「拒んでくれて、いいんだ」
そう言った沢田綱吉に、私は笑った。(この男はどこまでも、)
彼は、私の上で困ったような顔をした。(汚い、男だ)
「汚い男だわ、貴方は。今ここで拒んだとして、貴方、そのままでいられるの?
私を放してくれるの?この屋敷から逃がす気もないクセに、ふざけないで」
そう言うと、沢田綱吉は、私の首筋に顔を埋めた。
純粋な黒
六道骸は、もう行ったらしい。
そういえば今日は、何か重要な会議がどうとかと言っていたような気がする。(よく、覚えていない)
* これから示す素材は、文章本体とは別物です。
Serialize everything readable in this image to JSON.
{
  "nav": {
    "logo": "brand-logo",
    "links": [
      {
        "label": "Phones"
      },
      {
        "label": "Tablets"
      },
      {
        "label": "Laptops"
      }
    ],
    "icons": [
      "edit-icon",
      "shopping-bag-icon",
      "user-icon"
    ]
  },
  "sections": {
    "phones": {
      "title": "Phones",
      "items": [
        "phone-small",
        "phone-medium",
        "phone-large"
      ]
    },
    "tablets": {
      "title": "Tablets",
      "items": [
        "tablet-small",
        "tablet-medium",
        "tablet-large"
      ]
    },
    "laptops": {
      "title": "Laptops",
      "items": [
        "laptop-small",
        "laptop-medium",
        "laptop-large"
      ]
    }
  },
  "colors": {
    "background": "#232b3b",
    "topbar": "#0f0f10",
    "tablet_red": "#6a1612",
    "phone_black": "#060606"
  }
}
気だるさが残る身体を、無理矢理起こす。(頭が、痛い)
乱れたシーツを引っ張って、床へ落とす。
窓へ目を向けると、もう外は闇色だ。
六道骸が部屋に来て、あの後。
私は一体、どれだけ眠っていたんだろうか。(こんなに、暗くなるまで)
「、あ、め?」
闇色の中、銀色の線がうっすらと見える。(よく、見えない)
あまり視力のいい方ではない私は、ベッドから降りて窓へ近づいた。
ぱらぱらと、小降りの雨。
これからまだ降るのか、もう止むのか。(……分からない、)
「っ、」
雨の日。
暗闇。
独りきり。
頭が、痛い。(吐きそう、)
鐘の音が聞こえる。
頭の中で響いて、響いて、何倍にも膨れ上がった音が、私の神経を叩く。(駄目だ、意識が、)
「、?」
こんな時に、どうして。(この男は、)
私を見下して、嘲笑って、崩れていく様を見ることが、そんなにも楽しいのか。
「っさわだ、つなよし……!」
雨の音が、大きくなった。
どうやら、これからが本降りらしい。(土砂降り、だ)
「真っ青じゃないか!何してたんだ!!」
生温い体温。
甘い戯言。
私の身体を抱く沢田綱吉の肩に、爪を食い込ませた。
「、あんたに、とやかく言われる筋合いはないわ、出てって、」
「何馬鹿なこと言ってるんだ!こんな状態の君を一人に出来る訳ないだろ!?」
「あんたに傍に居られるくらいなら、独りの方がマシだって言ってるのよ!」
雨の音。
雨の音。
憎い。
かっと身体が熱くなって、近くにあった置物か何かを、窓に向かって投げた。
派手な音が、響いた。(結局私は、何を投げたのかしら)
「………っ、いやぁあああっぁぁあああぁっぁああああぁぁっ!」
***
ボンゴレが、グロリゼファミリー殲滅計画を実行した夜は、雨の日。
ボスが亡くなったことを思い出してしまうことの他にも、ヒロインには雨に纏(まつ)わる嫌なエピソードがあるので、こうした日には精神的に不安定に。
文中にも登場した、雨 暗闇 独りきり この言葉達が物語の重要なパスワードになっていくと思います。